(Corrects first paragraph of July 17 story to say Gentiva
received a buyout offer, not favoured the offer. An earlier
version of the story had the same error)
* New offer of $17.25/shr, higher than Kindred's $16/shr bid
* Offer from "a recognized owner, operator and investor in
* Offer could be over-valuing Gentiva - analyst
* Gentiva shares up 12 pct after hours, Kindred flat
By Amrutha Penumudi
July 17 Gentiva Health Services Inc
rejected Kindred Healthcare Inc's offer to buy a stake
in the home healthcare services provider, and said it received a
$634.2 million buyout offer from an unnamed party.
The new $17.25-per-share buyout offer from "a recognized
owner, operator and investor in the sector" is higher than
Kindred's hostile bid of $16 per share for a 14.9 percent stake
The new offer, which Gentiva said was made on Thursday,
values the company at about $634.2 million based on the 36.8
million shares outstanding as of March 7.
Gentiva's shares spiked as much as 12 percent to $17.35 in
extended trading, while Kindred's shares were mostly flat with
their close of $24.42 on Thursday.
"Unless this unnamed bidder, is able to create significant
synergies with Gentiva, as was the case with Kindred, in my
opinion it is over-paying for Gentiva's assets," Obsidian
Research Group analyst Toby Wann said.
Kindred, in pursuit of Gentiva's services to an aging U.S.
population, had said it would not consider raising its bid again
unless Gentiva agreed for discussions.
Kindred had also written to Gentiva expressing concern that
the company may be courting its peer, Amedisys Inc,
while refusing to discuss Kindred's offer.

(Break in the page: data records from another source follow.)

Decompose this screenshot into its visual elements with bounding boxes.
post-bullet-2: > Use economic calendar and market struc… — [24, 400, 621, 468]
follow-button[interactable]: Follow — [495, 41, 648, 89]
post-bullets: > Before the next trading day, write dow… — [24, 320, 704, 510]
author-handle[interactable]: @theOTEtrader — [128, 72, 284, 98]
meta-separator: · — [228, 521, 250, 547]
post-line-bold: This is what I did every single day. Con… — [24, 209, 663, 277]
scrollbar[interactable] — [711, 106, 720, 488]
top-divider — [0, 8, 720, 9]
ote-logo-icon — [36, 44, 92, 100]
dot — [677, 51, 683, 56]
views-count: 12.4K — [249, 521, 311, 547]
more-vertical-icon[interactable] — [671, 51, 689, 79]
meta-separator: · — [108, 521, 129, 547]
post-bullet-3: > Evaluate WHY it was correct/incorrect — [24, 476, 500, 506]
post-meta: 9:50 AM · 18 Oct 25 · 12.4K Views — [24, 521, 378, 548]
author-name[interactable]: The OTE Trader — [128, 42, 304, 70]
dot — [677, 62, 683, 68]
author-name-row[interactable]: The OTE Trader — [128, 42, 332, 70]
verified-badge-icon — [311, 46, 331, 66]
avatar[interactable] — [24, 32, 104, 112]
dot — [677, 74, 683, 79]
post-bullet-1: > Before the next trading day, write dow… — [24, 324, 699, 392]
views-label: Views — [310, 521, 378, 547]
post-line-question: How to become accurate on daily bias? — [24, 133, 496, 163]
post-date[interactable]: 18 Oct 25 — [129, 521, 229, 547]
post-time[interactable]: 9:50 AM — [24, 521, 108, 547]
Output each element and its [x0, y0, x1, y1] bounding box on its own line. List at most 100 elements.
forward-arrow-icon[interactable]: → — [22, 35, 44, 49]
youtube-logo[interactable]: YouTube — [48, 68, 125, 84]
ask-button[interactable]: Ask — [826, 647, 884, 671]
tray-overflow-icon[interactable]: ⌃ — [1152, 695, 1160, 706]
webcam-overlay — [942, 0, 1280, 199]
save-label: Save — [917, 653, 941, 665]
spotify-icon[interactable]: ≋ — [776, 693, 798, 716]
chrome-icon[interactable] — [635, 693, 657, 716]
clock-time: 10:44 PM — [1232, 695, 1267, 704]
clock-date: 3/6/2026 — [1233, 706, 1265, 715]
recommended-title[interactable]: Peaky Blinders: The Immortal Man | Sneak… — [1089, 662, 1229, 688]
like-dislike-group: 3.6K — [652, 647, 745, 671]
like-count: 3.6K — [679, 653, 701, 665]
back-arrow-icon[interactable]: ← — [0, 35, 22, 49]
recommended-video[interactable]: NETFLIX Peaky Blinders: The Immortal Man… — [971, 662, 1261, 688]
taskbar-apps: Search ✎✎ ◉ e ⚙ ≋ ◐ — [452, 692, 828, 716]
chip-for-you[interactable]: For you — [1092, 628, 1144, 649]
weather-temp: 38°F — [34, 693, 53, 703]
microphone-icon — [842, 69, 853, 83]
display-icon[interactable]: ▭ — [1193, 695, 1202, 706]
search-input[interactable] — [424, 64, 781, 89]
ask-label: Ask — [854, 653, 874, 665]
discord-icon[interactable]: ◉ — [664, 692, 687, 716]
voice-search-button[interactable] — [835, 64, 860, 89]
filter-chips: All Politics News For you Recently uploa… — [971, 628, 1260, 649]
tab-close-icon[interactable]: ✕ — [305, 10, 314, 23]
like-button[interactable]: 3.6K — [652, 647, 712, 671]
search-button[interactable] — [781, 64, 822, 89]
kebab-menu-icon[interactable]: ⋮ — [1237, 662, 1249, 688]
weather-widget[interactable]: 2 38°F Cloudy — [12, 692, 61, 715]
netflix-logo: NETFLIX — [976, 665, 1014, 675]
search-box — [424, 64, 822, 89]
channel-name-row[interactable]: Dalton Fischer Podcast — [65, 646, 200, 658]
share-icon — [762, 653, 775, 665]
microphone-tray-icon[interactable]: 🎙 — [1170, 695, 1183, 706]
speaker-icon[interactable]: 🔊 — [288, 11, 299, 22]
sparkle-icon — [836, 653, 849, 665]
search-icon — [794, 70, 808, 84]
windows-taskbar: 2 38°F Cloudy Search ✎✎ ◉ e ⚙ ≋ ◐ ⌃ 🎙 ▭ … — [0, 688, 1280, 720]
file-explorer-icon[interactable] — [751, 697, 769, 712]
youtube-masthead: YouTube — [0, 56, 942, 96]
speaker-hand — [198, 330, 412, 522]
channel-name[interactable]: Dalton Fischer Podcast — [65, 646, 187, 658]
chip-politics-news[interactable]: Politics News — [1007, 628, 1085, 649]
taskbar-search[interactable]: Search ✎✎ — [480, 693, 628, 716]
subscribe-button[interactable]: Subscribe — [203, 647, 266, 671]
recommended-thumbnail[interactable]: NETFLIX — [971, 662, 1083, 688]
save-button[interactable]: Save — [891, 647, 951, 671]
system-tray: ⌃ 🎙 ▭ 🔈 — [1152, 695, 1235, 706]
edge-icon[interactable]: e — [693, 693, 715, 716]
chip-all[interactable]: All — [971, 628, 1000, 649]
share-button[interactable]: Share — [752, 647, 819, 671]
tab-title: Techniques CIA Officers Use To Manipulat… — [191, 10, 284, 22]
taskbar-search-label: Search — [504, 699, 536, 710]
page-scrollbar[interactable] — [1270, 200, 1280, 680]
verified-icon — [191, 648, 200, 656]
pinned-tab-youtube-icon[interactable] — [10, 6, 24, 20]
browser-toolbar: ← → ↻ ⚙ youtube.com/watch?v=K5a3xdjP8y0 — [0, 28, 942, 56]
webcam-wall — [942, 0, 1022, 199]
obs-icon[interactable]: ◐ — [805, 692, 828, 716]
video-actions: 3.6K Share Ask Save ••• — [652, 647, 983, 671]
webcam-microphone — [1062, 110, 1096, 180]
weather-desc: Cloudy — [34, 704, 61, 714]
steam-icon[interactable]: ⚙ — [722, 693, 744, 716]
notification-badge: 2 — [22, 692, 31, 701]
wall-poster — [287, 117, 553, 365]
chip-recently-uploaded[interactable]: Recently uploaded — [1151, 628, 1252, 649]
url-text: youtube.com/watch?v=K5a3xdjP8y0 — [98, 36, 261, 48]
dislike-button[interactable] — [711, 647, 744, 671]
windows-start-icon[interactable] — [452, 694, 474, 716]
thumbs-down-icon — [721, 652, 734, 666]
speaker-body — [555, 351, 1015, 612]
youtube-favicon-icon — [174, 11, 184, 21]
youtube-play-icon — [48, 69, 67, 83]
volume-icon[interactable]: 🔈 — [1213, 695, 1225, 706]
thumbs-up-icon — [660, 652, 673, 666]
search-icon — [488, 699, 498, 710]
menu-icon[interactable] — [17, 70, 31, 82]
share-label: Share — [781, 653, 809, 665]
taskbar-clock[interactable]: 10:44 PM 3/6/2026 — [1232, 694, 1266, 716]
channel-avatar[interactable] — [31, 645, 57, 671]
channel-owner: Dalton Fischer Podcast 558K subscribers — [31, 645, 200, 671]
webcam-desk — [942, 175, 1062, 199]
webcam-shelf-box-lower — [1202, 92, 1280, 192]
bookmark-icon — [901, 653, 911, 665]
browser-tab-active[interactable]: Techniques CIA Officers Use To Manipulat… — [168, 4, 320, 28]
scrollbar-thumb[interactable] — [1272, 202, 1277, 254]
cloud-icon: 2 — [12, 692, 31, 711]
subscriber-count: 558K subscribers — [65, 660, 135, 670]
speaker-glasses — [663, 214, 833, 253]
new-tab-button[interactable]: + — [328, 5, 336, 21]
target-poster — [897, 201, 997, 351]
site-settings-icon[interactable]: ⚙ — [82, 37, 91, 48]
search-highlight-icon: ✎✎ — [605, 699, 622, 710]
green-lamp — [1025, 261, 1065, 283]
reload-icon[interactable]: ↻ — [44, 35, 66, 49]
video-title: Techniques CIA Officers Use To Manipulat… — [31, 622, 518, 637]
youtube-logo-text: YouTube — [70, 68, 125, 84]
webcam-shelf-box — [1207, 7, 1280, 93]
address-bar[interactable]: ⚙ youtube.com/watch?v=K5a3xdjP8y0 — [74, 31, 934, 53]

Kindred was not immediately reachable for comment.
U.S. hospitals and providers of home healthcare services
have been hit hard by federal budget spending cuts and lower
Medicare insurance reimbursement rates.
Analysts, including Wann, have said Kindred and Gentiva
together would create a formidable post-acute care provider, a
potentially lucrative business as the U.S. population grows
"They are far better together, than they are as individual
entities," Wann said.
However, Gentiva on Thursday recommended its stockholders
not to tender their shares to Kindred's "coercive" offer, saying
it undervalued the company.
The new offer, which was accompanied by support letters from
major financial institutions, is based on publicly available
information and is subject to financing and due diligence,
Kindred's stake would only be used as an "irritant" to
distract Gentiva or as a "potential impediment" to any
alternative transactions, Gentiva said.
The 14.9 percent stake would make Kindred Gentiva's largest
single shareholder. Gentiva last month adopted a "poison pill"
with a trigger of 15 percent.
"A potential problem that Gentiva faces with the new bid, is
the poison-pill they implemented ... How will they get around
that now, for this new bidder?" said Wann.